I am using a vector of column names to select a subset of columns of a data.table. I had the idea if it's possible to basically define conditions in i which are then applied to all the selected columns. For example using the mtcars dataset. I would like to select the columns cylinder and gear and then would like to filter on all cars which have four cylinders and four gears. Of course I would also need to define if it is and or or for the filter, but I am just interested if the idea can be applied somehow in the data.table context.

# working code
sel.col <- c("cyl", "gear")
dt <- data.table(mtcars[1:4,])

dt[, ..sel.col]
dt[cyl == 4 & gear == 4, ..sel.col]    


# Non-working code
dt[ sel.col == 4 , ..sel.col]
hannes101
  • 2,410
  • 1
  • 17
  • 40
  • Somewhat related question: [Usage of multiple keys in data.table to obtain a conditioned search](https://stackoverflow.com/q/48573318/3817004). – Uwe Feb 06 '18 at 13:46

2 Answers2

14

We could use get

sel.col <- "cyl"
dt[get(sel.col) == 4, ..sel.col]
#    cyl gear
#1:   4    4

or eval(as.name)

dt[eval(as.name(sel.col)) == 4, ..sel.col]
#    cyl gear
#1:   4    4

Earlier, we thought that there is only a single column to be evaluated. If we have more than one column, specify it in the .SDcols, loop through the Subset of Data.table (.SD) compare it with the value of interest ('4'), Reduce it to logical vector with | i.e. any TRUE in each of the rows and subset the rows based on this

dt[dt[, Reduce(`|`, lapply(.SD, `==`, 4)),.SDcols = sel.col], ..sel.col]
hannes101
  • 2,410
  • 1
  • 17
  • 40
akrun
  • 874,273
  • 37
  • 540
  • 662
  • But there's no way to change that to an `or` condition, right? – hannes101 Feb 06 '18 at 13:03
  • @hannes101 I am not getting your query. – akrun Feb 06 '18 at 13:04
  • At the moment all columns need to have the same values, the other possibility would be that only one of the conditions need to be fulfilled, for example only four gears or four cylinders. Then the result would have more possible combinations. – hannes101 Feb 06 '18 at 13:06
  • Yeah, seems to work. Although it's pretty difficult to read and I would probably struggle to grasp the stuff again, when looking at the code in a couple of months time. – hannes101 Feb 06 '18 at 15:19
  • 1
    @hannes101 If there are multiple elements in the vector, it is better to go through this route. Or else you can do `dt[get(sel.col[1]) == 4 | get(sel.col[2])==4, ..sel.col]` which will become an exercise when the length of 'sel.col' increases – akrun Feb 06 '18 at 15:21
  • 1
    I think it is a bit confusing the you kept the first part of the answer that is only about using `get`. While only the second part of the answer replies to the original problem, I would suggest removeing the first part – Max M Nov 07 '18 at 15:27
0

I know this is a rather old thread but I think the community would still benefit from a simpler solution.

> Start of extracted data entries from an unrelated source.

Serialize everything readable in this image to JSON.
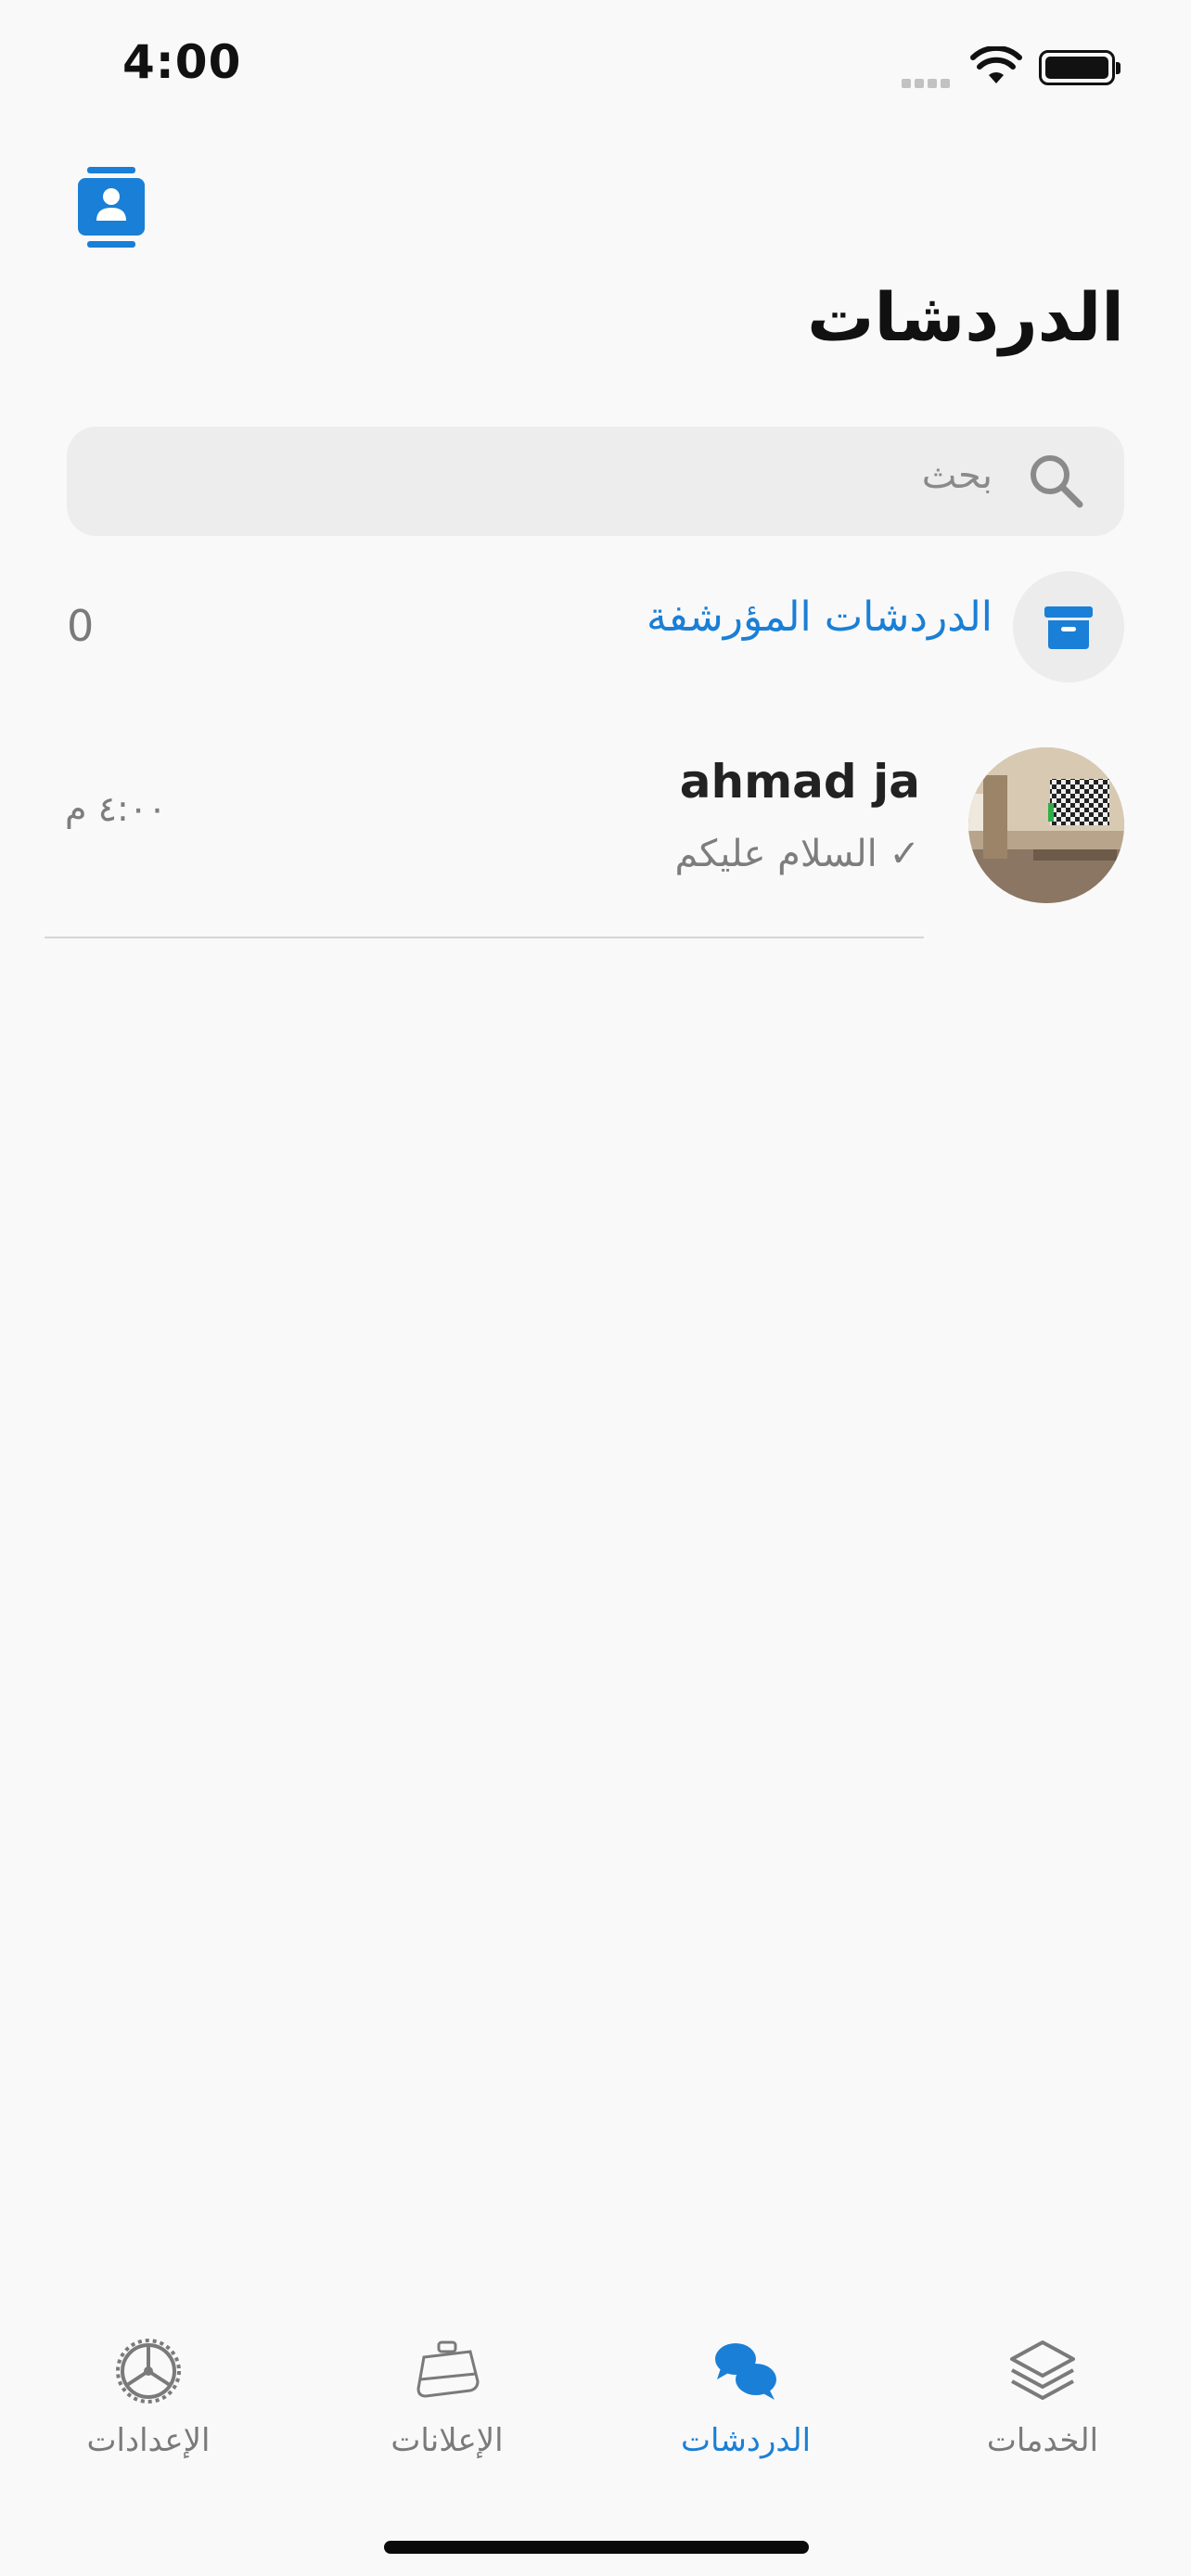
{
  "status_bar": {
    "time": "4:00"
  },
  "header": {
    "title": "الدردشات"
  },
  "search": {
    "placeholder": "بحث"
  },
  "archived": {
    "label": "الدردشات المؤرشفة",
    "count": "0"
  },
  "chats": [
    {
      "name": "ahmad ja",
      "preview": "✓ السلام عليكم",
      "time": "٤:٠٠ م"
    }
  ],
  "tabs": [
    {
      "label": "الإعدادات",
      "icon": "gear-icon",
      "active": false
    },
    {
      "label": "الإعلانات",
      "icon": "briefcase-icon",
      "active": false
    },
    {
      "label": "الدردشات",
      "icon": "chat-bubbles-icon",
      "active": true
    },
    {
      "label": "الخدمات",
      "icon": "layers-icon",
      "active": false
    }
  ],
  "colors": {
    "accent": "#1a7fd6",
    "background": "#f9f9f9",
    "search_bg": "#ededed"
  }
}
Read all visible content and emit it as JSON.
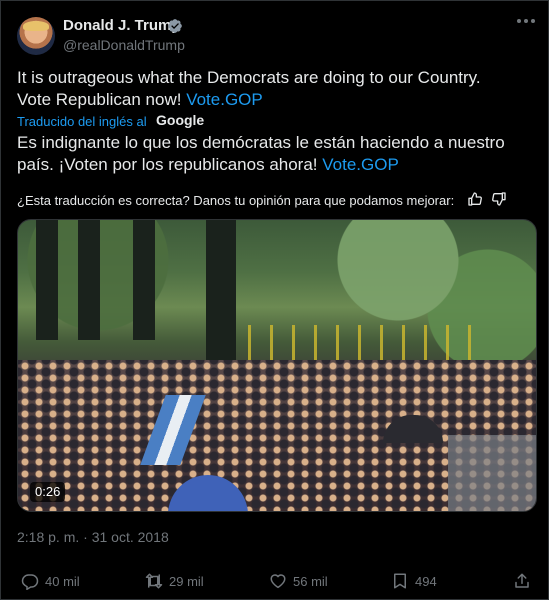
{
  "author": {
    "name": "Donald J. Trump",
    "handle": "@realDonaldTrump"
  },
  "tweet": {
    "text": "It is outrageous what the Democrats are doing to our Country. Vote Republican now!",
    "link": "Vote.GOP"
  },
  "translation": {
    "by_label": "Traducido del inglés al",
    "provider": "Google",
    "text": "Es indignante lo que los demócratas le están haciendo a nuestro país. ¡Voten por los republicanos ahora!",
    "link": "Vote.GOP",
    "feedback": "¿Esta traducción es correcta? Danos tu opinión para que podamos mejorar:"
  },
  "media": {
    "duration": "0:26"
  },
  "timestamp": "2:18 p. m. · 31 oct. 2018",
  "actions": {
    "replies": "40 mil",
    "reposts": "29 mil",
    "likes": "56 mil",
    "bookmarks": "494"
  },
  "icons": {
    "verified": "verified-badge-icon",
    "more": "more-icon",
    "reply": "reply-icon",
    "repost": "repost-icon",
    "like": "heart-icon",
    "bookmark": "bookmark-icon",
    "share": "share-icon",
    "thumb_up": "thumb-up-icon",
    "thumb_down": "thumb-down-icon"
  },
  "colors": {
    "background": "#000000",
    "text": "#e7e9ea",
    "secondary": "#71767b",
    "accent": "#1d9bf0",
    "border": "#2f3336"
  }
}
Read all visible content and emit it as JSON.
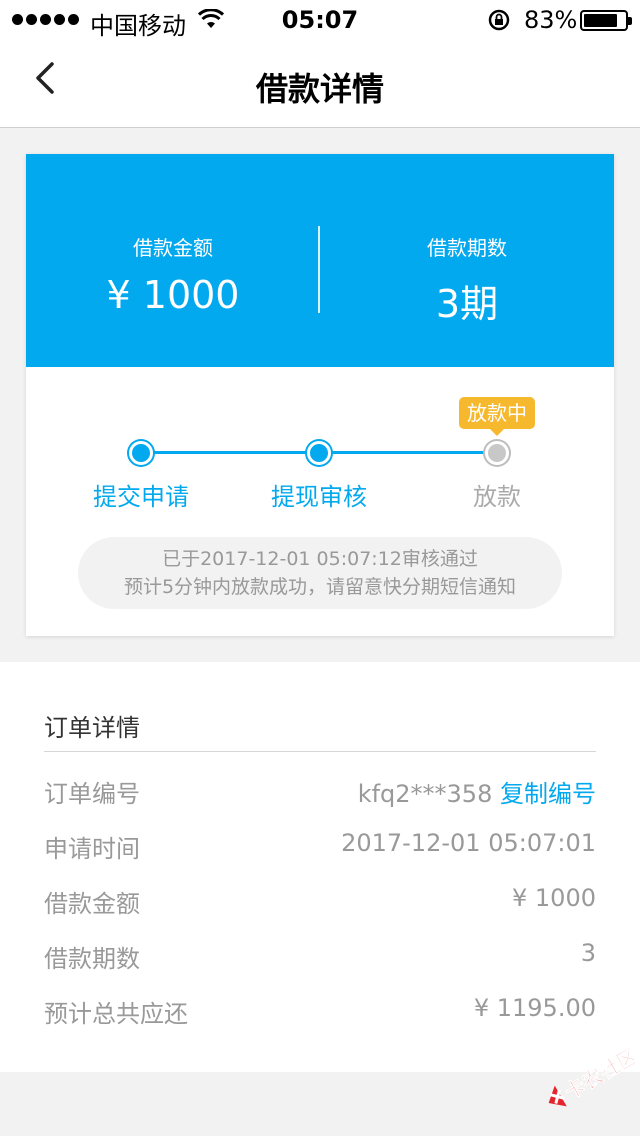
{
  "status_bar": {
    "carrier": "中国移动",
    "time": "05:07",
    "battery_percent": "83%",
    "battery_level": 0.83
  },
  "nav": {
    "title": "借款详情",
    "back_icon": "chevron-left-icon"
  },
  "loan_summary": {
    "amount_label": "借款金额",
    "amount_value": "¥ 1000",
    "periods_label": "借款期数",
    "periods_value": "3期",
    "color": "#03a9ee"
  },
  "progress": {
    "steps": [
      {
        "label": "提交申请",
        "state": "done"
      },
      {
        "label": "提现审核",
        "state": "done"
      },
      {
        "label": "放款",
        "state": "pending"
      }
    ],
    "badge": "放款中",
    "badge_color": "#f6b82c",
    "note_line1": "已于2017-12-01 05:07:12审核通过",
    "note_line2": "预计5分钟内放款成功，请留意快分期短信通知"
  },
  "order": {
    "header": "订单详情",
    "rows": [
      {
        "label": "订单编号",
        "value": "kfq2***358",
        "action": "复制编号"
      },
      {
        "label": "申请时间",
        "value": "2017-12-01 05:07:01"
      },
      {
        "label": "借款金额",
        "value": "¥ 1000"
      },
      {
        "label": "借款期数",
        "value": "3"
      },
      {
        "label": "预计总共应还",
        "value": "¥ 1195.00"
      }
    ]
  },
  "watermark": {
    "text": "卡农社区"
  }
}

We can use data.table join to deal with the case of multiple columns

# create test data
sel.col <- c("cyl", "gear")
dt <- data.table(mtcars)

# create key / index
mykey <- setNames(list(4,4), sel.col)

# select rows with values specified in mykey
dt <- dt[mykey, on = sel.col]
dt[, ..sel.col]

Or in one line:

dt[setNames(list(4,4), sel.col), ..sel.col, on = sel.col]

The subset conditions can be further generalized using non-equi join, eg cyl >= 4. This method has been described here.

abcoxyzide
  • 11
  • 2